C’est le père de Chamza, prévenu par le directeur de l’hôpital, sur ordre de Kendricks, qui sort sa fille de l’établissement. Elle a subi, à son insu, l’implantation de micro caméras qui permettent à la Caesar’s hand de suivre tout ce que voit la jeune fille. Parallèlement, un homme s’est infiltré près de ‘Umar, mais celui-ci décèle le piège et réussit à s’enfuir.
Libre, Chamza fait venir son amie Lindsey. Celle-ci comprend qu’elle est la fille du président Azimatov, fondateur et gardien suprême de la république Tashkite. Une prise d’otages, dans un chalet de montagne, en Allemagne, se termine en attentat suicide. Mais qui est derrière ce meurtre de jeunes de la famille royale anglaise et du premier ministre d’Australie ?
Et la traque se poursuit !
Thierry Smolderen a suivi, avec beaucoup d’attention, les événements liés aux attentats du 11 septembre et leurs conséquences. Il base son intrigue sur une situation réelle qui a suscité des hypothèses vite oubliées. Sans entrer aucunement dans la théorie du complot qui s’est développée depuis, il revient sur les mouvements boursiers insolites qui ont eu lieu autour de cette date. La thèse de la constitution d’un trésor terroriste, en boursicotant, a été évoquée dans les jours qui ont suivi l’attentat, puis a disparu des médias... Le scénariste construit une histoire solide avec un quatuor de protagonistes aussi énigmatiques que possible. Chaque personnage est un ensemble de points d’interrogation.
Dans ce tome, l’auteur livre quelques réponses sur le statut et la personnalité de Chamza. Mais craignant sans doute, d’en trop dire, il se dépêche de jeter, dans son scénario, une nouvelle série d’interrogations. Le personnage de ‘Umar reste, quant à lui, toujours aussi mystérieux. Est-il ce poète, cet humaniste qu’il met en avant ou un responsable terroriste ? Lindsey n’est-elle que la petite jeune fille qui approche un monde inconnu et qui reste attachée à ses valeurs d’égalité ? Quant à Kendricks, pour qui travaille-t-il réellement ? Est-il missionné ? Joue-t-il la partie pour son compte ?
Thierry Smolderen possède une grande connaissance de ces mouvances terroristes et de ceux qui les traquent.

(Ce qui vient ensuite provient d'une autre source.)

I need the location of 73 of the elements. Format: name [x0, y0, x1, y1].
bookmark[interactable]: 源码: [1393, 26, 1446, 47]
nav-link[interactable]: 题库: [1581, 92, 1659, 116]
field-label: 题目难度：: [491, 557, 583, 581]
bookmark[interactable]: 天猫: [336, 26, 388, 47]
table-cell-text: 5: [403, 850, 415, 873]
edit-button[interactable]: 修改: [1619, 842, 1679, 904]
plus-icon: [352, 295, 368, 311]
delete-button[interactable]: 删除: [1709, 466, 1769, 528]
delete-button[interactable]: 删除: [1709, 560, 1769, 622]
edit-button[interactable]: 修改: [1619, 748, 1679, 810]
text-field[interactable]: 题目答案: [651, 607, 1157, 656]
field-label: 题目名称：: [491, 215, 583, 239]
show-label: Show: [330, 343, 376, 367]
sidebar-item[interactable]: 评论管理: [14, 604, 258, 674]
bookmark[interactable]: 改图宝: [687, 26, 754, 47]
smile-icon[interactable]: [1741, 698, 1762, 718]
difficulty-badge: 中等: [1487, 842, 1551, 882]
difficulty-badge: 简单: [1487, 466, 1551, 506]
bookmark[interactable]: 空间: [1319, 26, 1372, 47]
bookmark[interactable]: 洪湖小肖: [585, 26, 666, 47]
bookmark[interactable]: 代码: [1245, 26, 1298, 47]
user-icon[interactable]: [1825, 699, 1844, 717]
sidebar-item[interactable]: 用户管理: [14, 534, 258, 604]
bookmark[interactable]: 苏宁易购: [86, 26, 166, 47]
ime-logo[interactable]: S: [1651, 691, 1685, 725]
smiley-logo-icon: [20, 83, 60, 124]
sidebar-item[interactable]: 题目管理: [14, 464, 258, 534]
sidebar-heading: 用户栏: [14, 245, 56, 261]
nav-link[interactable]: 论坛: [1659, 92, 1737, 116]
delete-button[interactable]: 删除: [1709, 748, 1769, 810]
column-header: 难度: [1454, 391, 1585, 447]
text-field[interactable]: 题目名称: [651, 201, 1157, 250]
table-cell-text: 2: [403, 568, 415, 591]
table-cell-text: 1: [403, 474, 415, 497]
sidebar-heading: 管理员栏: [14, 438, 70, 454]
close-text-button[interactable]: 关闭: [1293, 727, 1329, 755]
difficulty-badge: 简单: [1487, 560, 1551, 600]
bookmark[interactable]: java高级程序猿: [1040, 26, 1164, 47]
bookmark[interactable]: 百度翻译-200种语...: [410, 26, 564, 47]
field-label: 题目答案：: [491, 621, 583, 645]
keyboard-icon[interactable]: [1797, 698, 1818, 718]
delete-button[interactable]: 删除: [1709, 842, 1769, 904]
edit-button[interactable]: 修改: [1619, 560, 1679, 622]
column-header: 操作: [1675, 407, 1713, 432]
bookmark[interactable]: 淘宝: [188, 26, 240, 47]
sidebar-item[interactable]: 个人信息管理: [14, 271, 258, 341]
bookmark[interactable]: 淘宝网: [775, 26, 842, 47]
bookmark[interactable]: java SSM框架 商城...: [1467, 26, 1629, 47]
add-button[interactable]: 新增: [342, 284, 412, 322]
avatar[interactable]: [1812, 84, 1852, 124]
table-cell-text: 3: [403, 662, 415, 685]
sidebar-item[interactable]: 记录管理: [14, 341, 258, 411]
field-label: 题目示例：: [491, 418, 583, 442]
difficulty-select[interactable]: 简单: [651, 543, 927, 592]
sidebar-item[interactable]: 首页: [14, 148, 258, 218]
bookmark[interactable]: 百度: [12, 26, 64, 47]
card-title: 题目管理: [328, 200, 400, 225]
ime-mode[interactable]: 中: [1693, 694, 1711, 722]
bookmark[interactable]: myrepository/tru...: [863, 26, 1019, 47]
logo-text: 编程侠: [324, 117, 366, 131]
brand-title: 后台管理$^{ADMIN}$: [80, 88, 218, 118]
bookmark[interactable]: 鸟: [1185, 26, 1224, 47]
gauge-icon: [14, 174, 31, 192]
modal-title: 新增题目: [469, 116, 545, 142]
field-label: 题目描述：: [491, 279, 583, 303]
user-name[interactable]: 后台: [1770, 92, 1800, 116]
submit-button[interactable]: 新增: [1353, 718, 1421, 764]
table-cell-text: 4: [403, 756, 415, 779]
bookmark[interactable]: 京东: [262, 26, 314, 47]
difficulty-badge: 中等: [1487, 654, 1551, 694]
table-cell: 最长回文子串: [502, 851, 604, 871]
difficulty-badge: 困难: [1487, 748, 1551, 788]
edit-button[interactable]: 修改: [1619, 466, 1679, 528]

Il a une idée précise de la situation géopolitique qui lui fait évoquer, dès 2008, les difficultés financières de Dubaï révélées à la fin 2009. L’auteur montre la démesure des moyens mis en œuvre, donc la démesure des moyens dont disposent les cellules dès lors qu’il s’agit de lutte antiterroriste. Il dresse un portait des intervenants de ces équipes peu flatteur : paranos, vicieux, drogués, menteurs, truqueurs...
On ne peut que féliciter Dominique Bertail pour son remarquable travail sur une mise en scène, une mise en images qui jouent avec les ambiances graphiques. Il passe de la ligne claire pour Chamza (qui veut dire Lumière) au clair-obscur pour l’équipe de barbouzes, avant de passer à des à-plats plus sombres pour accompagner ‘Umar.
Les Yeux de Chamza confirme l’opinion laissée par le premier tome : une grande série est en train de naître.